Cumhuriyet Halk Partisi (CHP) Muğla Milletvekili Avukat Gizem Özcan, Türkiye Büyük Millet Meclisi (TBMM) Genel Kurulu’nda Aile ve Gençlik Fonu Kurulması Hakkında Kanun Teklifi’nin görüşmelerinde konuşma yaptı. Gençlere ve ailelere verilebilecek en değerli şeyin hukuki güvenliğin, toplumsal barışın ve hukuki öngörülebilirliğin sağlanması olduğunu söyleyen Özcan, konuşmasında yaşanan yargı krizine de değindi.
“YARGI İÇERİSİNDEKİ BİR KLİĞİN ANAYASA’YI RAFA KALDIRDIĞI BİR YARGI DARBESİ YAŞADIK”

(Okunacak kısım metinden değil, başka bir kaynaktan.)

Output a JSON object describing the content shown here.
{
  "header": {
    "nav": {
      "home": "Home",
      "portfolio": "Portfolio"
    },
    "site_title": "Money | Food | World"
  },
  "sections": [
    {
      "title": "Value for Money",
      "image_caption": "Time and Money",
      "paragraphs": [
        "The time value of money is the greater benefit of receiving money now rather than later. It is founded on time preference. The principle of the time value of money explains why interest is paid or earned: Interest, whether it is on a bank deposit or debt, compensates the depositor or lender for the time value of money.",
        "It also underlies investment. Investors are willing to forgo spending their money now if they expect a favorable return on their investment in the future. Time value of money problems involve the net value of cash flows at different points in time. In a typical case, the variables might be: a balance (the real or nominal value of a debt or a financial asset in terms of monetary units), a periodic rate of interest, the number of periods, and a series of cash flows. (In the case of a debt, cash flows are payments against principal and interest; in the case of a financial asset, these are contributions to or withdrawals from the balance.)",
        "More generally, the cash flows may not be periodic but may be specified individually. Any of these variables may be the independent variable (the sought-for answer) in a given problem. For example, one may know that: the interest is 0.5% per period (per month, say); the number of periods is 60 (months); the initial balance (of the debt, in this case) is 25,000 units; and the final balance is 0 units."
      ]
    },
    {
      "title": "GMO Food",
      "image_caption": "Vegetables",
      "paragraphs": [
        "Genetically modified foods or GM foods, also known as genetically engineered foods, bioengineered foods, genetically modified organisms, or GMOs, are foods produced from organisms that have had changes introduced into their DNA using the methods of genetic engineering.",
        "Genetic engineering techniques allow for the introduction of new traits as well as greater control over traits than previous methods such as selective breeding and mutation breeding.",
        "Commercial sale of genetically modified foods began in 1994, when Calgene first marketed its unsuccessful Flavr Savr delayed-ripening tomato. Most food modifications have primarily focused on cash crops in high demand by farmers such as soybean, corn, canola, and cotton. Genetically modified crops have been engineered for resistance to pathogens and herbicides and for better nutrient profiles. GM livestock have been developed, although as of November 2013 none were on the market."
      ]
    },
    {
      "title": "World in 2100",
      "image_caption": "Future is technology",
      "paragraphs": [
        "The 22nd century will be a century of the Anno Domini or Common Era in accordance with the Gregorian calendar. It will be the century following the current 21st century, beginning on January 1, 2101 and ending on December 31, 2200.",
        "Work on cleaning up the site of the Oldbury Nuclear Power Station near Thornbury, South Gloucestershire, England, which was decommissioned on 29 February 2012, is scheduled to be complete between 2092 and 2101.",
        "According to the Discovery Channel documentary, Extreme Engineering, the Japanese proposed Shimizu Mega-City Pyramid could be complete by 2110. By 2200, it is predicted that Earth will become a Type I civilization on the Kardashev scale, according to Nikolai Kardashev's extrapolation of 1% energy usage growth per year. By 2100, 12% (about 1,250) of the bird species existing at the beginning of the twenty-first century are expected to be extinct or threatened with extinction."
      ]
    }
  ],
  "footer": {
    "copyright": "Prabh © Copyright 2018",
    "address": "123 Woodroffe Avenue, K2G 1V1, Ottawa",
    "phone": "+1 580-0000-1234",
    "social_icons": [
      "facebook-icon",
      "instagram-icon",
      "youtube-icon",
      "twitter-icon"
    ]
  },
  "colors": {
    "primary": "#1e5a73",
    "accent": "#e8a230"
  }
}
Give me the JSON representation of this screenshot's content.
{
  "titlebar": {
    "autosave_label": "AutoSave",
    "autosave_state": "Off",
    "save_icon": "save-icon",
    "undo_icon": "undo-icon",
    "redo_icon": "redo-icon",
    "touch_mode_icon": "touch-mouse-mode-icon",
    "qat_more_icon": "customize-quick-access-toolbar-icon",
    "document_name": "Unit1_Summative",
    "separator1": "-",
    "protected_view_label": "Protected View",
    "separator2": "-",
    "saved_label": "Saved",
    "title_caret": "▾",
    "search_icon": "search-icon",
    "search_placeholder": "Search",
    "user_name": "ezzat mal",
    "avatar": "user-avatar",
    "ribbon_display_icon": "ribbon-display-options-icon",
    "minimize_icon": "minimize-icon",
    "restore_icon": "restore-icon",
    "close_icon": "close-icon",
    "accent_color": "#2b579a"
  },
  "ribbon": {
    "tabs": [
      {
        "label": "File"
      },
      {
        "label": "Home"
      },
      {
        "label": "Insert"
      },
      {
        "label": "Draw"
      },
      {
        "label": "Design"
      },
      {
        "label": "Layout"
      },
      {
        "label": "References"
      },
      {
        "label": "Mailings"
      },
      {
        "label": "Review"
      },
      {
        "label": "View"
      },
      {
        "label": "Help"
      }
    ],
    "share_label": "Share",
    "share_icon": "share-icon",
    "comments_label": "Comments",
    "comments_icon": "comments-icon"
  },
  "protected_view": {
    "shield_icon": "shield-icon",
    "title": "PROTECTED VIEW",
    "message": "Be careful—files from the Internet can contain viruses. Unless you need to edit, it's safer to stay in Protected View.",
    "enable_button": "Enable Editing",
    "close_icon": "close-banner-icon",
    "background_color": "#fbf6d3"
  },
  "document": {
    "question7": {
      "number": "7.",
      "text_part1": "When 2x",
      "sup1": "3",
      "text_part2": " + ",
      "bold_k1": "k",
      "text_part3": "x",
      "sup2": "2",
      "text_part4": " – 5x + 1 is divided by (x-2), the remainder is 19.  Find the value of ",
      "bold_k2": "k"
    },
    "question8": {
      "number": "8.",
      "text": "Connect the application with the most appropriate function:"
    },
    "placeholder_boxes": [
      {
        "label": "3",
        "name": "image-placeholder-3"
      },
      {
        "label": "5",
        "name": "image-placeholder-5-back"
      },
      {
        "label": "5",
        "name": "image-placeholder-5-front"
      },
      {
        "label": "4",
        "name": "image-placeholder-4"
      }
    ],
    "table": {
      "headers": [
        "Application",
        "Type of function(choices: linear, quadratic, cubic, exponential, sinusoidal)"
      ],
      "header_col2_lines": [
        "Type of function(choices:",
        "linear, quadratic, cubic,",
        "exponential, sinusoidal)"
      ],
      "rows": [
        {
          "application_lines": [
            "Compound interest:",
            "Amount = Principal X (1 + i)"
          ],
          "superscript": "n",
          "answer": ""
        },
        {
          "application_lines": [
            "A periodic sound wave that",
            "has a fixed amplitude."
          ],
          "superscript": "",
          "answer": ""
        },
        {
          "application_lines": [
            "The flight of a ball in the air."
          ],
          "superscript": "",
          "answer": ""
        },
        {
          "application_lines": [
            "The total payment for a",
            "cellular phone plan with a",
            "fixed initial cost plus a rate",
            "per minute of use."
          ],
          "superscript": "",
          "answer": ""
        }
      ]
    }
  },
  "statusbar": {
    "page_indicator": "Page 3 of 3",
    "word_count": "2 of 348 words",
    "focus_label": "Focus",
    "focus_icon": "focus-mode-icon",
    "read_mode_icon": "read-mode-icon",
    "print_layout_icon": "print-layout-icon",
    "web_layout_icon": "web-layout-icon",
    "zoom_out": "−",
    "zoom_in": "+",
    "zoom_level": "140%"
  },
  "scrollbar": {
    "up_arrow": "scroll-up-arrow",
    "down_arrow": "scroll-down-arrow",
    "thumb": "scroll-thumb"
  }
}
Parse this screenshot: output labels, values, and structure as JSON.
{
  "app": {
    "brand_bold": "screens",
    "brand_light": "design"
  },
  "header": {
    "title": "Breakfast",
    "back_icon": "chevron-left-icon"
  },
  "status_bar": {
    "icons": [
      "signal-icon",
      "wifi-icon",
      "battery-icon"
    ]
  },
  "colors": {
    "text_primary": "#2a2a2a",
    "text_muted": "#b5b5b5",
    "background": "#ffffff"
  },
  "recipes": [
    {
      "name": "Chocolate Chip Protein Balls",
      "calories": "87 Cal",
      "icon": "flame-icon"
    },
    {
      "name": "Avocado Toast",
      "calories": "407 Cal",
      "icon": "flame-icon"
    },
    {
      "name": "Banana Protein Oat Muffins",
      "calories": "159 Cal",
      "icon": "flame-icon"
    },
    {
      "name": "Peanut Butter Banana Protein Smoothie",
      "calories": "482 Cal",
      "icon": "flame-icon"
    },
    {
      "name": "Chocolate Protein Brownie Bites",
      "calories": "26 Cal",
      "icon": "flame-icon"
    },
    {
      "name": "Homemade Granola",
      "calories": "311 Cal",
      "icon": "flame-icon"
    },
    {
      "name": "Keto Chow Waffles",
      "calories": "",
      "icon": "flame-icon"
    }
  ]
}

Normal bir ülkede yaşamadıklarını, bunun en açık göstergesinin de yaşanılan “yargı darbesi” olduğunu vurgulayan Gizem Özcan, “Bu, yargı içerisindeki bir kliğin Anayasa’yı rafa kaldırdığı bir yargı darbesidir. Önce 25 Ekim tarihinde Anayasa Mahkemesi Hatay Milletvekili Can Atalay hakkında hak ihlali kararı verip hemen tahliyesini istedi. Bu esnada Adalet Bakanı Tunç, ‘Anayasa Mahkemesi bu kararıyla, yorum farkıyla Anayasa’yı değiştirmiş gibi oluyor. Anayasa Mahkemesinin Anayasa’yı değiştirme yetkisi var mı?’ diyerek adeta yargıya talimat verdi. Ardından Yargıtay 3. Ceza Dairesi sadece Anayasa Mahkemesi’nin ihlal kararına uyulmamasını hükmetmekle kalmadı, 9 Anayasa Mahkemesi üyesi hakkında suç duyurusunda bulundu. Bu durum trajikomik bir karardır, çünkü Anayasa Mahkemesi üyelerini ancak 10 Anayasa Mahkemesi üyesi yargılayabilir. Toplam 15 Anayasa Mahkemesi üyesi olduğunu düşününce geriye kalan 6 üyenin 9 üyeyi yargılaması da mümkün değildir. Peki, bunu Yargıtay hâkimleri bilmiyor mu? Elbette biliyor” diye konuştu.
“AMAÇ ANAYASA VE YASA DEĞİŞİKLİĞİ İÇİN YARGIDA KRİZ YARATMAKTIR”
Anayasa ve yasa değişikliği için yargıda kriz yaratmanın amaçlandığını ifade eden Özcan, sözlerini şu şekilde sürdürdü; “Anlıyoruz ki saraydan gelen talimat da budur. Nasıl mı? Sayın Erdoğan Anayasa Mahkemesinin kararına karşı Yargıtay ‘Sen yüksek mahkemeysen ben de yüksek mahkemeyim.’ diyerek açıkça Yargıtay’ı sahiplenmiştir. Evet, en yüksek dereceli yargı organları arasında üstünlük sıralaması yoktur. Üstün olan sadece Anayasa’dır. Ancak, Anayasa Mahkemesi’nin ihlal kararının bağlayıcı olduğunu ve ceza mahkemeleri tarafından yerine getirileceğini söyleyen kanunumuz, 6216 sayılı Kanun var. Fakat Yargıtay’ın veya diğer mahkemelerin Anayasa Mahkemesi kararına uymayabileceğini söyleyen bir kanuni hüküm yok.”
“ANAYASA’YI YOK SAYARAK YARATTIĞINIZ ADALETSİZLİKLERİN ÜSTÜNÜ ÖRTEMEZSİNİZ”
Meselenin açık ve net olduğunu, Cumhurbaşkanı Erdoğan’ın başka bir açıklamasında da “Mevcut Anayasa’mız ve yasalarımız bu konuda yetersiz kalmaktadır” dediğini hatırlatan Özcan, “Adalet Bakanı da ‘Bu kriz ancak yeni bir anayasayla çözülebilir’ diye ekledi. İktidar yargı darbesiyle gitmek istediği yolu da ortaya koymuş oldu. Şimdiden söylemeliyiz ki bizim nezdimizde Anayasa’yı rafa kaldıranların yeni anayasa yapma ehliyeti yoktur. Barometreyi bozarak kötü hava şartlarından kurtulamazsınız. Anayasa’yı yok sayarak yaratığınız adaletsizliklerin üstünü örtemezsiniz. Bugün gençlere ve ailelere verebileceğimiz en değerli şey hukuki güvenliğin, toplumsal barışın ve hukuki öngörülebilirliğin sağlanmasıdır. Bunun için de Anayasa’ya sahip çıkmak başlıca görevimizdir” diyerek sözlerini tamamladı.